Hong Kong Leader Vows to Listen After Mass Protest
07/01/2012| 08:45pm US/Eastern
HONG KONG -- Hong Kong's new leader vowed Monday he would "seriously and humbly" listen to the public, but some critics are already branding him a lame duck after the restive Chinese city's biggest protest in nearly a decade.
Organizers said 400,000 people took to the streets Sunday to protest against Leung Chun-ying's leadership and Beijing's interference in local affairs, hours after Leung was sworn in as chief executive before Chinese President Hu Jintao.
Police gave a much lower turnout of 63,000 at the rally and march, which took place on the 15th anniversary of the former British colony's return to China. However, both estimates were the highest respective figures for eight years.
"My government and I will seriously and humbly listen to the people's demands, no matter through what means or how many people were there," Mr. Leung said about the massive protest.
"We hope we can fight together with the people to fulfill the people's demands," he told reporters as he visited a neighborhood amid a campaign intended to address public discontent.
Sunday's protest came as a defiant reception for Mr. Leung and a show of popular anger among the seven million people of Hong Kong, a financial hub that retains a semi-autonomous status in China with its own legal and financial systems.
President Hu's weekend visit was held under smothering security, and drew sneers from Hong Kongers as anti-Beijing sentiment surges to a post-handover high in opinion polls.
Mr. Leung has pledged to tackle public grievances, including a widening gap between the rich and poor, and soaring property costs which have made home ownership an impossible dream for many residents, especially younger people.
Pictures of the sea of people who marched for hours Sunday in sweltering heat were splashed across Monday's newspaper front pages, as editorial writers spelled out the challenge for Mr. Leung on his first day in office.
"Leung Chun-ying becomes a lame duck," the Chinese-language Apple Daily News, which is associated with anti-Beijing views, blared in a banner headline.
Even before his term began, Leung had already attracted protests drawing thousands of people decrying Chinese interference in the March election where he was picked by a committee stacked with pro-Beijing elites.
Political analysts say that while it is premature to write Leung off yet, he has to navigate a particularly rocky road.
"Usually we expect a newcomer to have a sort of honeymoon period but he will never have one, it will be a difficult period for him," Chinese University of Hong Kong political analyst Ma Ngok said.
"He didn't start with high popularity even when he was so-called elected," he said. "His popularity rating hovered around for a while, and it nose-dived after the recent scandals."
A week before his inauguration, Mr.
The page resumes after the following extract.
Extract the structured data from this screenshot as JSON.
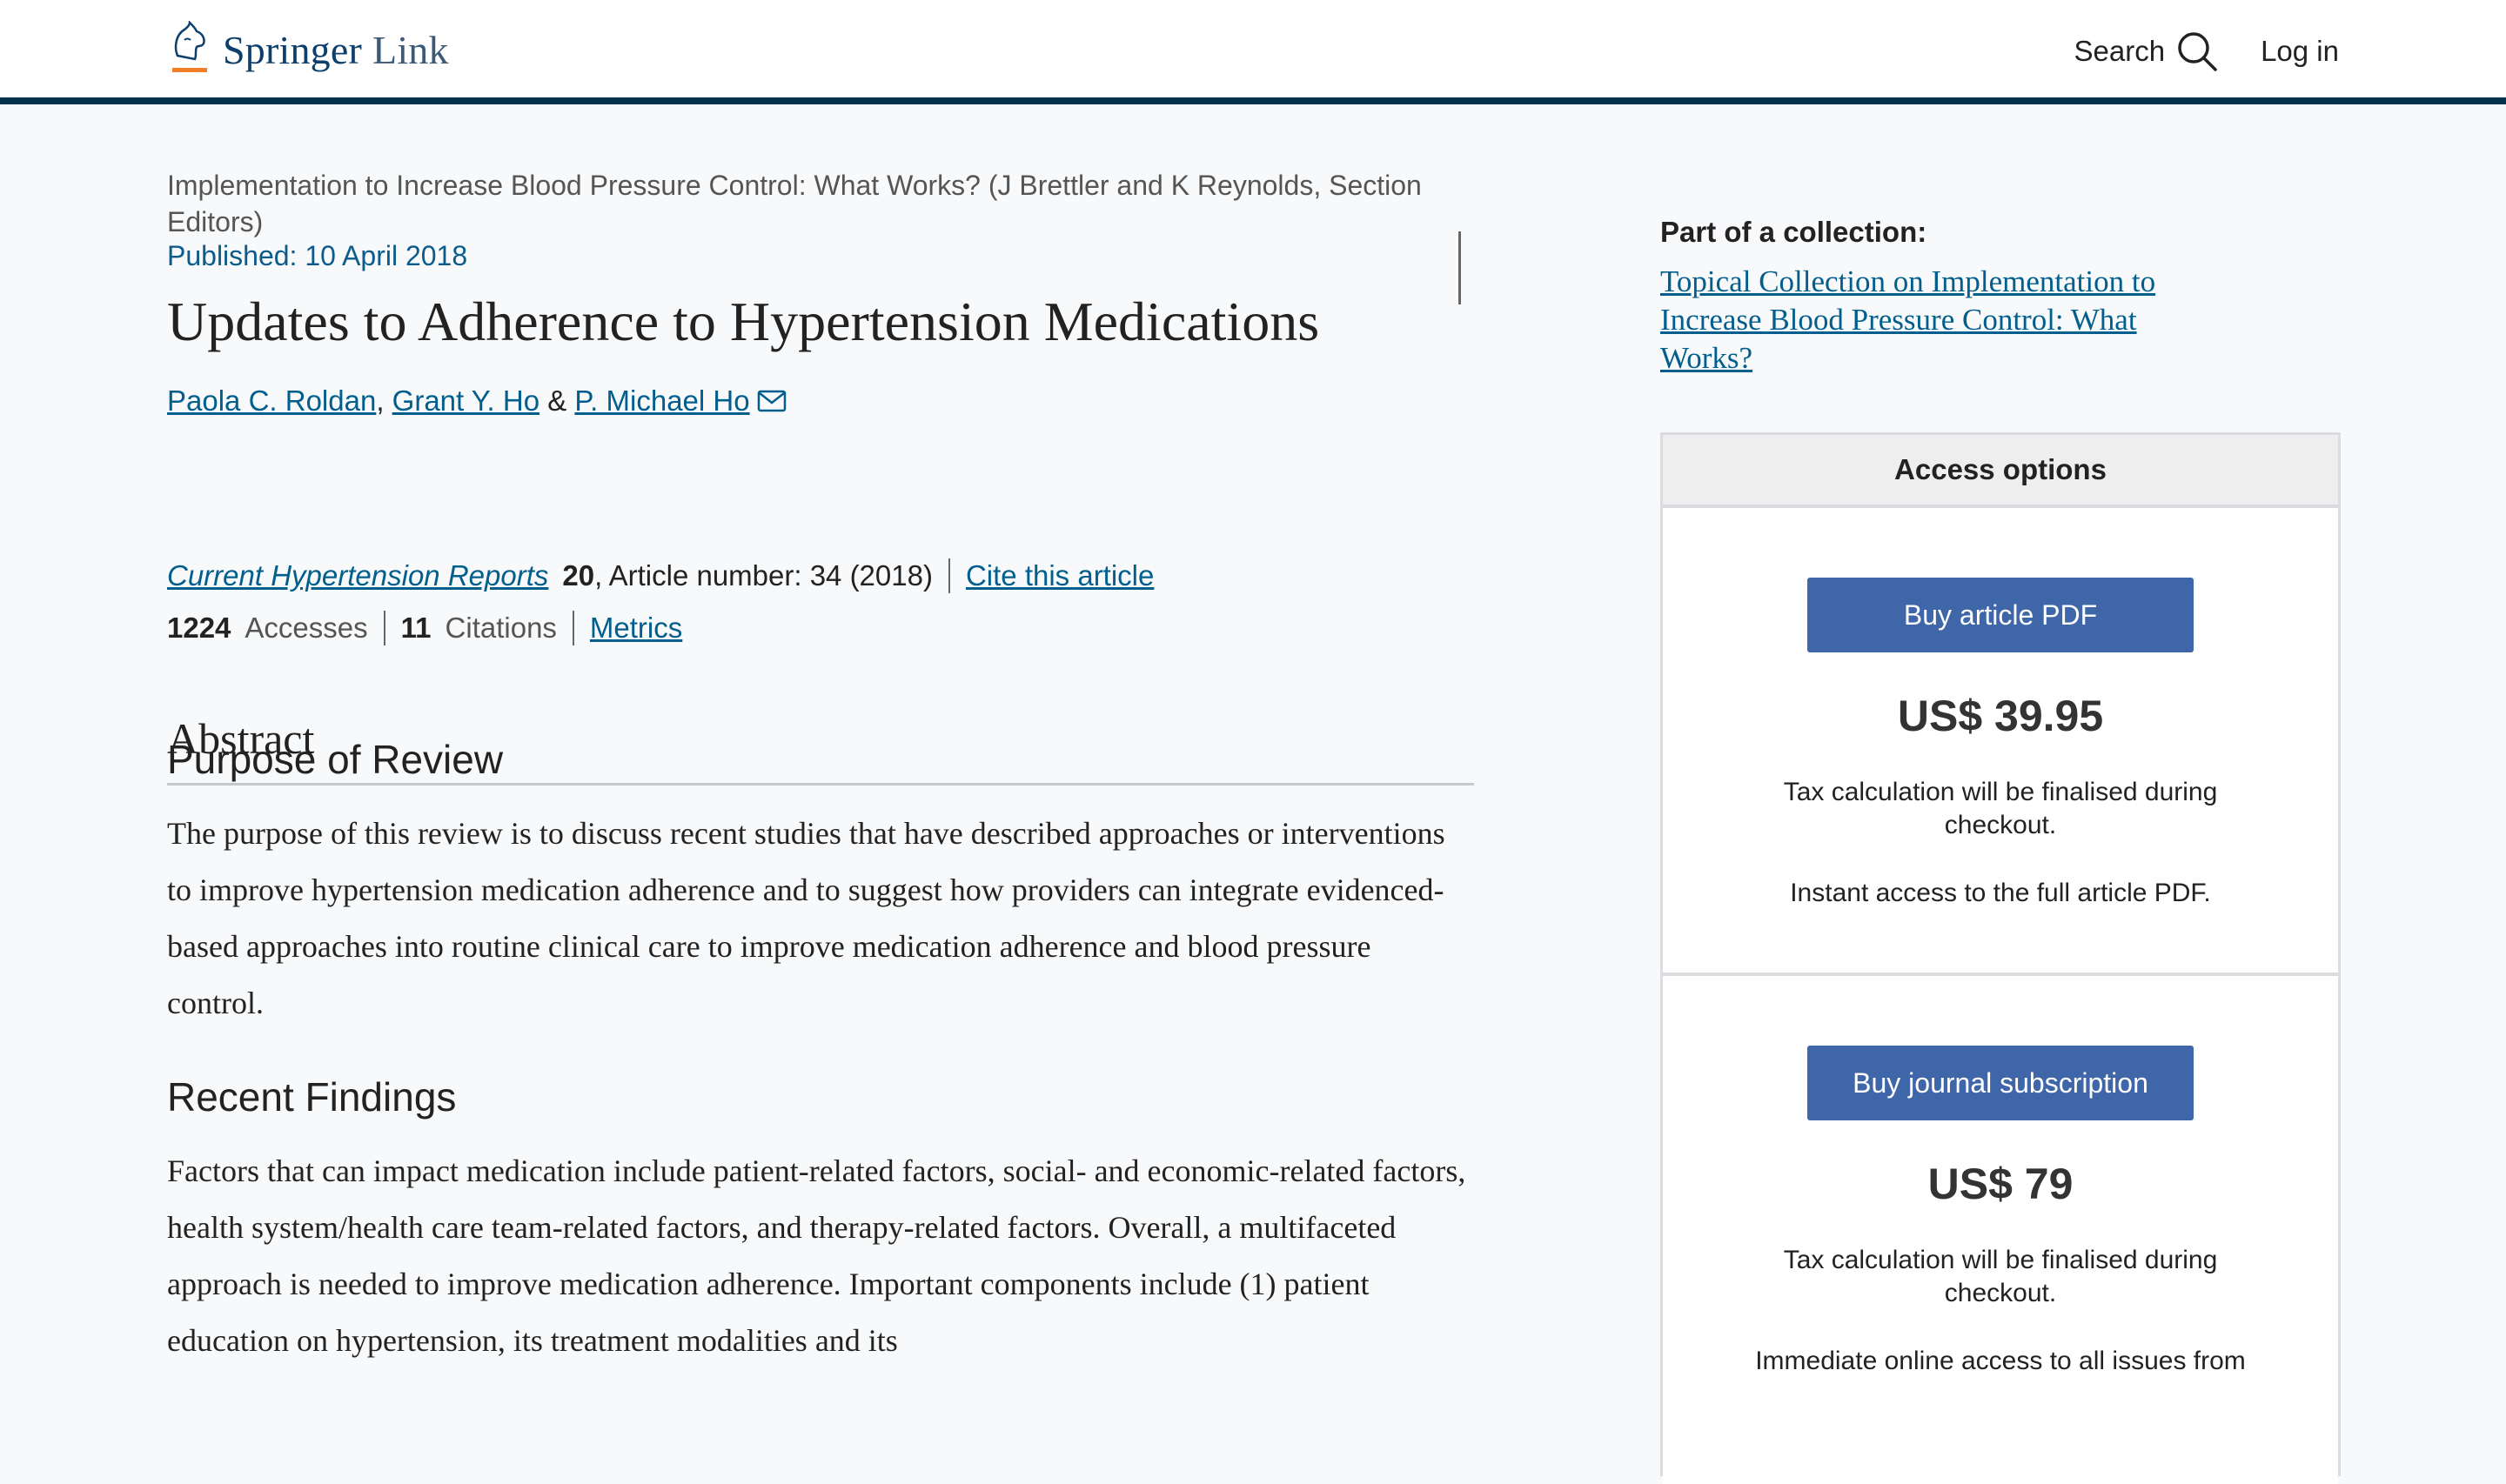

Leung was forced to apologize over illegal improvements at his luxury home and faced criticism from an inquiry into a conflict-of-interest row involving a government project a decade ago.
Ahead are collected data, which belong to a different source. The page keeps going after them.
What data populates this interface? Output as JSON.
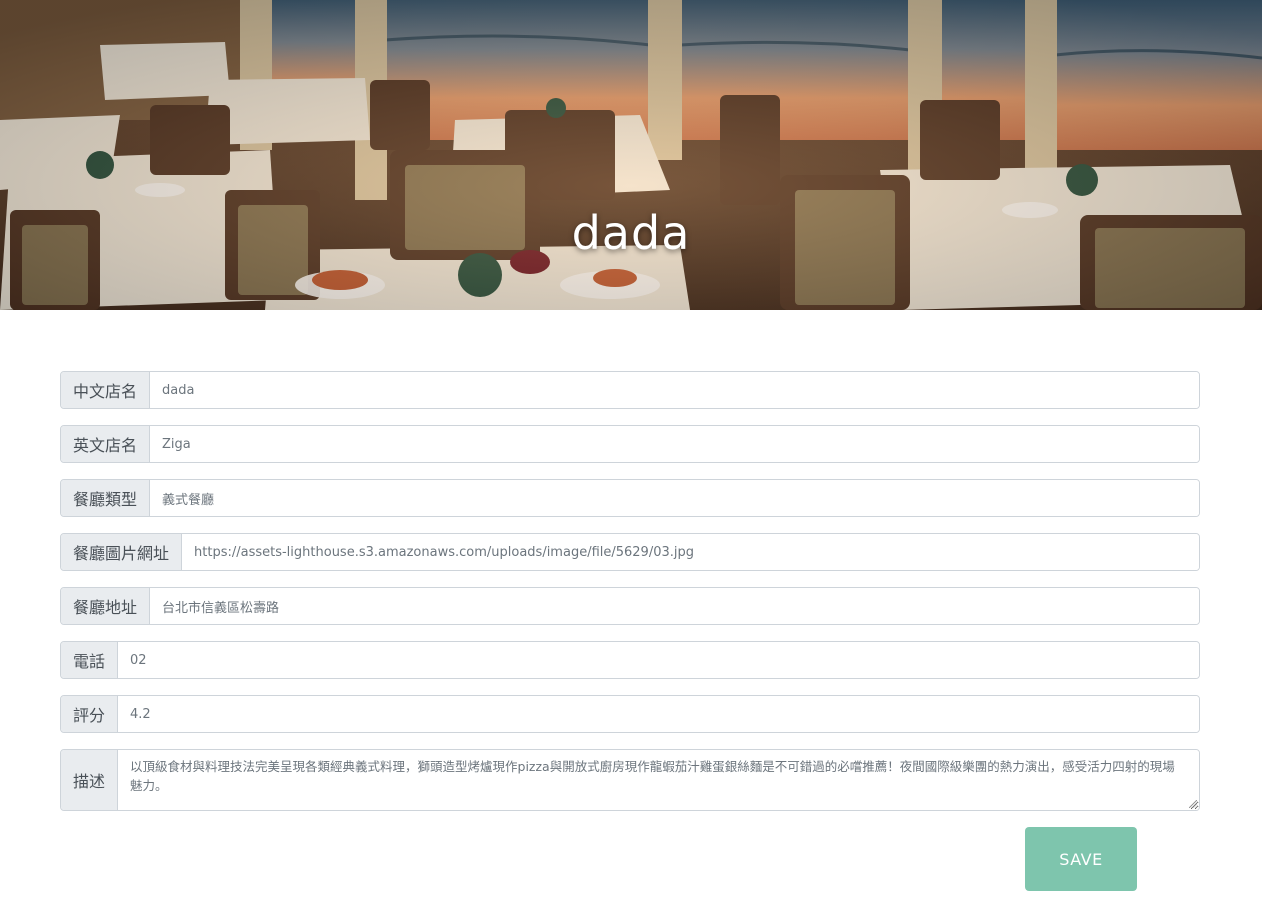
{
  "banner": {
    "title": "dada",
    "image": "restaurant-interior-photo"
  },
  "form": {
    "fields": [
      {
        "label": "中文店名",
        "value": "dada"
      },
      {
        "label": "英文店名",
        "value": "Ziga"
      },
      {
        "label": "餐廳類型",
        "value": "義式餐廳"
      },
      {
        "label": "餐廳圖片網址",
        "value": "https://assets-lighthouse.s3.amazonaws.com/uploads/image/file/5629/03.jpg"
      },
      {
        "label": "餐廳地址",
        "value": "台北市信義區松壽路"
      },
      {
        "label": "電話",
        "value": "02"
      },
      {
        "label": "評分",
        "value": "4.2"
      }
    ],
    "description": {
      "label": "描述",
      "value": "以頂級食材與料理技法完美呈現各類經典義式料理，獅頭造型烤爐現作pizza與開放式廚房現作龍蝦茄汁雞蛋銀絲麵是不可錯過的必嚐推薦！夜間國際級樂團的熱力演出，感受活力四射的現場魅力。"
    },
    "save_label": "SAVE"
  },
  "colors": {
    "button": "#7ec5ad",
    "addon_bg": "#e9ecef",
    "border": "#ced4da"
  }
}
A poll released by the University of Hong Kong last week showed Mr. Leung's popularity rating falling to 51.5, down 4.2 points from a month ago, with nearly 40% of people saying they didn't trust the government.
"If he wants to give Hong Kong people a chance (to trust him), he should show himself to be fighting for democracy and not just kowtowing to Beijing," leading pro-democracy lawmaker Lee Cheuk-yan said.
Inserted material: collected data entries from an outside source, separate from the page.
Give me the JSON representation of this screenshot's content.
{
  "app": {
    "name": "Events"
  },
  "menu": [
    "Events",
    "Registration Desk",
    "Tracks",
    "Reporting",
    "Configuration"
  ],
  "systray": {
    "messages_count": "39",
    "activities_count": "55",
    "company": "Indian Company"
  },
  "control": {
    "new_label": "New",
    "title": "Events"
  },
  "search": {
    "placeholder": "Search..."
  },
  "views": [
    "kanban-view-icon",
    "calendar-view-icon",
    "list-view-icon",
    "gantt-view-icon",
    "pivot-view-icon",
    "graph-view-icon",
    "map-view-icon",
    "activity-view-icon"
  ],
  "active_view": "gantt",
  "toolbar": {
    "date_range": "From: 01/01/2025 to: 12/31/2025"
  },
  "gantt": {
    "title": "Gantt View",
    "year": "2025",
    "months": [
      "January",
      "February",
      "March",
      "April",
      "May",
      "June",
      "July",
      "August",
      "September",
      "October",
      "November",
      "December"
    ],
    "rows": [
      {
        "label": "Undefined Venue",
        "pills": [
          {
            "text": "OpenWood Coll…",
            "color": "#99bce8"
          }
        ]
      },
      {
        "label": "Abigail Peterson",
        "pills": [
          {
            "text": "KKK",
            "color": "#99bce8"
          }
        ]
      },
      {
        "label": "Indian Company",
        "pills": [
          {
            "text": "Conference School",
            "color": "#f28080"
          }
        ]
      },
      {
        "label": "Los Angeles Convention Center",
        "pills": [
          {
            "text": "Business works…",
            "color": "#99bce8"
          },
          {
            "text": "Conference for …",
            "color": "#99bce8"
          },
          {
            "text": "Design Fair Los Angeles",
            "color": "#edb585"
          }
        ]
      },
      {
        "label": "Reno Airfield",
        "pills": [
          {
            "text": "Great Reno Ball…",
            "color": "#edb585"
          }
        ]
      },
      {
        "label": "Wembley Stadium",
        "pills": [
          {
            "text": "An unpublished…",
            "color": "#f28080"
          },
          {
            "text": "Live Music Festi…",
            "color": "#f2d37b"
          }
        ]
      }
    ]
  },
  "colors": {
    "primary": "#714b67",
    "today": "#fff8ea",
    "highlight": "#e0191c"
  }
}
The 57-year-old Mr. Leung on Monday urged people to work with him, as he gears up to lead the city into its first direct election at the end of his five-year term.
Hong Kong doesn't get to choose its leader via universal suffrage yet. However, Beijing has promised a direct election for the chief executive post in 2017, and for the legislature by 2020.
"Hong Kong doesn't belong to just a small group of people, it belongs to everyone, so I hope everyone can be a part of it," said Leung, dressed in an orange T-shirt as he met residents in a town hall-style meeting.